ICC Judge Silvia Fernández de Gurmendi, Presiding Judge, during the delivery of the Appeals Chamber judgment regarding the Kenyan Government’s alleged non-compliance with its obligations under the Rome Statute in the Kenyatta case. Retrieved from the Diplomat Magazine (www.diplomatmagazine.nl)

 

On 19th August 2015, the Appeals Chamber of the International Criminal Court reversed Trial Chamber V (B)’s rejection of the Prosecutor’s application concerning alleged non-compliance of the Kenyan Government to its obligations under the Rome Statute of the International Criminal Court in the case of The Prosecutor vs. Uhuru Muigai Kenyatta. The Appeals Chamber found errors in the Trial Chamber’s Assessment and sent the case back to the Trial Chamber to determine whether, in light of relevant factors, Kenya had failed to comply with the cooperation request thereby preventing the Court from exercising its functions and powers. If this was the case, the Trial Chamber was to make an assessment whether or not to refer Kenya’s non-compliance to the Assembly of State Parties (ASP).

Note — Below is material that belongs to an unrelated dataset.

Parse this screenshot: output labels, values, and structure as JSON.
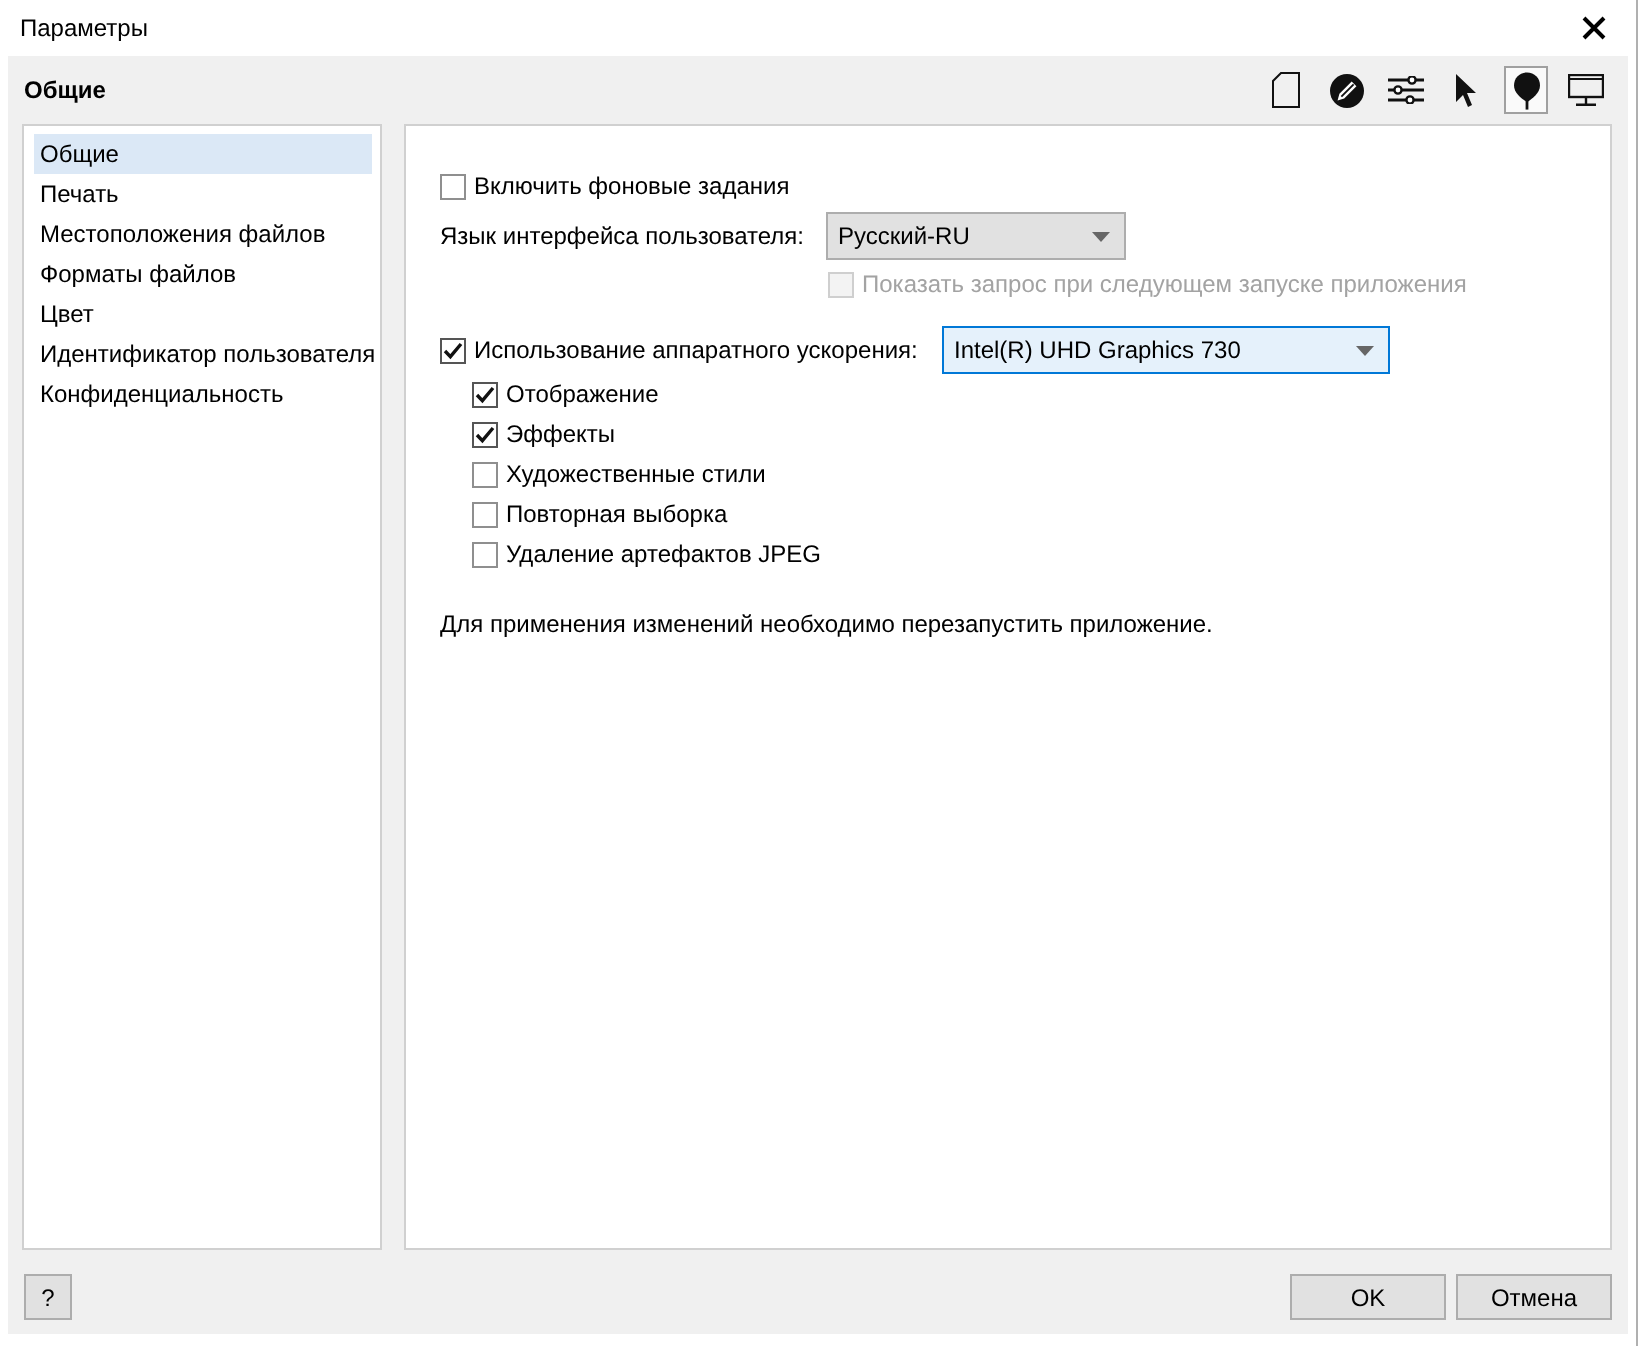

On 29 November 2013, the Prosecution filed an application of non-cooperation by the Kenyan government claiming that the government had failed to comply with the request to produce records relating to the case against Mr. Kenyatta. On 3 December 2014, the Trial Chamber V(B) rejected the application for referral of the matter to the Assembly of State Parties. The Trial Chamber was not convinced that a referral would facilitate a fair trial, was in the interests of justice or was appropriate in the particular circumstance. With the authorisation of that Chamber, the Prosecutor appealed this decision on 20 March 2015.

On 19th August 2015, Judge Silvia Fernández de Gurmendi, the presiding judge in the appeal delivered a summary of the Appeals Chamber’s decision to reverse. The decision emphasized that in determining whether a State had violated its obligations to cooperate, all relevant factors must be taken into account including the evidence required in the cooperation request and the conduct of the parties to the proceedings.